There are times in my life when I think of moments and actions. Scenes where I can reflect and think about who I am and where I’m going. As an American, I put things on a pedestal, from intelligence to my status in life. I often wonder if it’s enough.
CHILDHOOD
I grew up in Atlanta, GA. In different areas and different cultures. I’ve been judged and told who I am and what I am even when I thought I had my mind made up. I’ve always seen myself as smart even in my youth. I just fall in the same trap of letting others tell me who I am and what I am. More often adults than other children.
With being southern there’s a universal fact that haunts us all. It’s that we must always respect and more-or-less adhere to what adults tell us. Maybe I never flipped that switch until later or maybe I just believed that all adults had to correct. Either way, I think that the process of thinking changed me. In other ways, I think it stunted me and made me doubt myself.
Flash forward to now and I with a fresh pair of hindsight I wonder what’s it about. The IT being, the life of course. I have a memory that I created and can seem a bit…paradoxical. Many years ago when I watched “Back to the Future” you know the time-travel movie. I created an anti-paradox plan incase I, myself ever gained this ability. I created scenarios and methods of what I could tell myself or how I’d communicate without touching or actively interacting with me. Those are happy memories for me. Those are fun memories.
THE BLACK GUY
Black American, African American, just black no African, I’m just Dee no black or African. I’ve been through all those phases of identity. I’ve come to realize that none of it matters, not really. I mean in the grand view it does. You have to unite culture and abide or identify with that culture. Set that culture up. To show the diaspora and commutation of a group that feels displaced. I being one of them.
It took me to accept that I was “the black guy” in thy groups I was apart of. I have a lot of excuses or as I call them ‘reasonings’ as to why I didn’t have many black or POC friends. I could be like Ta-Nehisi Coates and write a short story on how I saw my blackness and what a black American meant to me. I was a bigot. Plain and simple. Some of that bigotry is still in me the only difference from then and now is. I see it. I know the signs. I know how to call myself out on the things I think and say. On all scales of hate.
There was a time I thought America was just a bigoted country. I would tell myself, “I’ll always have some form of hate on me no matter what.” I have to tell you, that thought started to drive me insane. It was a challenge for me. As I write this I keep trying to backpedal my words. Either by projecting my actions on to someone else or by underselling what I really mean but you can’t come back from calling yourself a bigot.
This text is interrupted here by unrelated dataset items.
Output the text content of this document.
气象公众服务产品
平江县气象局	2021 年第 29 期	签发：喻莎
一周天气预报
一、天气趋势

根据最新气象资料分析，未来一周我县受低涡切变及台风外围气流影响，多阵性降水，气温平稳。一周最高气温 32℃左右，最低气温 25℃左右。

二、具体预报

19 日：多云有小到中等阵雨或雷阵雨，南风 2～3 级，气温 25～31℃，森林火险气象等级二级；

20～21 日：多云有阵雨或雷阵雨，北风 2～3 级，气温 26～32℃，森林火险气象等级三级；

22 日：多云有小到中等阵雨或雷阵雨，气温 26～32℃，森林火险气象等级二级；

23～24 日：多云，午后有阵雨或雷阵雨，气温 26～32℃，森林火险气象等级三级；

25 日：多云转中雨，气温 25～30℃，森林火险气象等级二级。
There’s a major racist moment I can remember of my past that I can’t shake. I was having dinner with a group of coworkers and one (white guy) asked me questions about my past. Things that are just true about me. Where I’m from. Where I grew up. I took most of this as him getting to know me. Then he asked about my father and I told him I’ve never met him. Then I looked around the table and noticed everyone was lowering their heads. They were ashamed. I was a stereotype not just that I was also a negative one. Just another cog that’s wrong with the system. I later found out who his girlfriend was and she would regularly chat with me at work. So he was not only scared of me but also threatened. Or just insecure.
I think about this scene of Grey’s Anatomy often. The scene had two women, one black and one white and the doctor that’s black received more accolades than the white doctor. The two doctors were friends until that instant and that drove them apart. The doctor that’s black shared a bit of her life and told a story of her past. Which was dark and sad. The doctor that’s white immediately used that story and the doctor that’s black past to write off the black doctor’s accomplishments. To define her by those moments in her life.
This scene makes me think about that moment and that moment made me question who I am. As a person. Am I, a what or a who.
CURRENTLY
Now I’m an adult with kids of my own and I wonder about their thoughts, ambition or how they see themselves. With all that looking into their lives and their possible future I’m concerned about their struggle. Their struggle of worth and the American dream. What they can or can’t talk to me about. What they want from themselves and how they’ll get it. Even as an adult those thoughts and hurdles overpower me.
The worthiness and privilege of being an American. The amount of intelligence I must have to be smart. The pursuit of the American dream.
Things that I thought were unavoidable. It’s 2020 and while that shouldn’t mean anything I think it does. I think it means this is a new start. Parts in me scream “what does that mean!” Maybe it’s not a new start. Maybe it’s me just jumping another hurdle in personal growth. If you’re wondering “all of this sounds very confusing and this is hard to follow.” You’re not alone. I’m worthy of everything I have and more. No one can tell me otherwise or how I should perceive my life. Whether I’m consumed by American privilege or impacted by prejudice from others. My life is mine and I’m getting away from that fog I created for myself all those years ago. I love myself.